In 1961, five years into De-Stalinization, Yevtushenko wrote one of his most famous poems. Titled Babi Yar, the poem was named after the site of one of the most terrible massacres of the Holocaust. Soviet officials had refused to recognize Babi Yar as a Holocaust site. Far from an isolated example of anti-Semitism, the Soviet Union often kept silent about the Holocaust or dismissed the Holocaust’s impact on its Jewish citizens, instead of treating it as a tragedy that affected all of the Soviet Union’s citizens more or less equally. These deliberate attempts to downplay the impact of the Holocaust on Jews were part of a wider phenomenon of anti-Semitism that had characterized Russian and then Soviet society for centuries. As a result, Yevtushenko did not simply criticize the government’s failure to recognize Babi Yar, but anti-Semitism in general within the Soviet Union. Despite the government’s editing of the poem before its publication, it caused a great stir in Russia. He was not allowed to recite the poem in Ukraine until the nineteen eighties, more than twenty years later.

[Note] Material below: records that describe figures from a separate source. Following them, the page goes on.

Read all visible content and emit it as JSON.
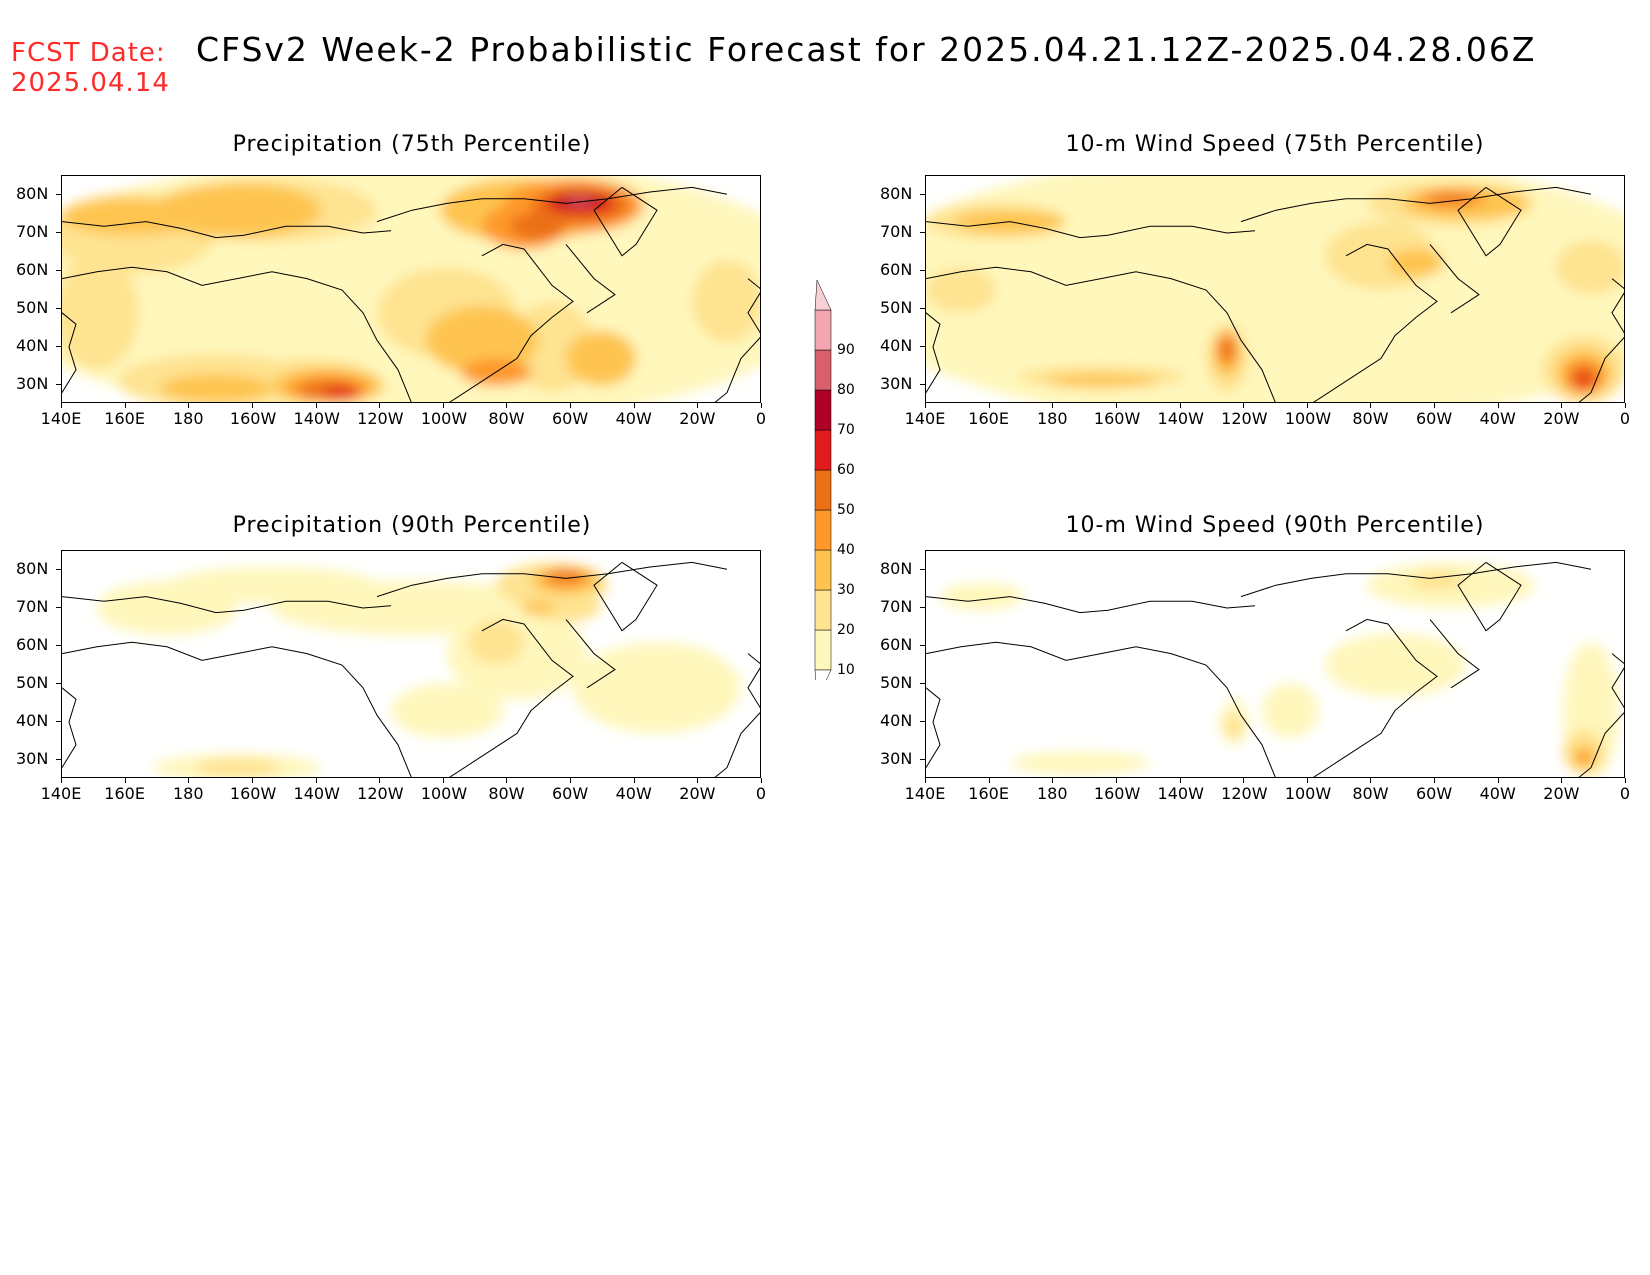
{
  "header": {
    "fcst_label": "FCST Date:",
    "fcst_date": "2025.04.14",
    "title": "CFSv2 Week-2 Probabilistic Forecast for 2025.04.21.12Z-2025.04.28.06Z"
  },
  "axes": {
    "x_labels": [
      "140E",
      "160E",
      "180",
      "160W",
      "140W",
      "120W",
      "100W",
      "80W",
      "60W",
      "40W",
      "20W",
      "0"
    ],
    "y_labels": [
      "80N",
      "70N",
      "60N",
      "50N",
      "40N",
      "30N"
    ]
  },
  "panels": [
    {
      "id": "precip75",
      "title": "Precipitation (75th Percentile)",
      "coverage": "high"
    },
    {
      "id": "wind75",
      "title": "10-m Wind Speed (75th Percentile)",
      "coverage": "medium"
    },
    {
      "id": "precip90",
      "title": "Precipitation (90th Percentile)",
      "coverage": "low"
    },
    {
      "id": "wind90",
      "title": "10-m Wind Speed (90th Percentile)",
      "coverage": "verylow"
    }
  ],
  "colorbar": {
    "levels": [
      "10",
      "20",
      "30",
      "40",
      "50",
      "60",
      "70",
      "80",
      "90"
    ],
    "colors": [
      "#fff7bc",
      "#fee391",
      "#fec44f",
      "#fe9929",
      "#ec7014",
      "#e31a1c",
      "#b10026",
      "#d9606b",
      "#f2a6b0"
    ]
  }
}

Throughout the remainder of the Soviet Union’s existence, Yevtushenko continued to protest anti-Semitism and other injustices in the Soviet Union. He was one of several famous figures, including Anna Akhmatova, and Jean-Paul Sartre to protest the trial of the Soviet poet, Joseph Brodsky, who had been accused of being a “social parasite” and “anti-Soviet.” Furthermore, he penned a letter in protest of the Warsaw Pact’s invasion of Czechoslovakia in 1968. Even so, Yevtushenko, never crossing the line into dissidence, he remained in good standing with the Kremlin, having his poems published in Soviet newspapers. He spent much of his time traveling the world, and claimed to be a friend of Fidel Castro, Salvador Allende, and even Robert Kennedy. Although he was critical of the Soviet Union, he like many Russians, was sad to see its final demise in 1991. The decade that followed the end of the Soviet Union was marked by disorganization and sacrifice as Russia struggled to pick itself back up. In his poem, “Good Bye, our Red Flag,” he touched the hearts of many Russians, writing,

I didn’t take the czars’ Winter Palace.
I didn’t storm Hitler’s Reichstag.
I am not what you call a “Commie.”
But I caress the Red Flag
and cry.

After the fall of the Soviet Union, Yevtushenko spent much of his time in the United States, working as a professor at New York University and the University of Tulsa. Though he liked both New York and Tulsa, Yevtushenko was particularly fond of Tulsa, a place where he believed people were “closer to Mother Nature” and “more sensitive.” While Yevtushenko spent much of his time traveling between Russia and the United States it was in an American hospital in his beloved Tulsa, where Yevtushenko, surrounded by his family, died on April 1st of this year.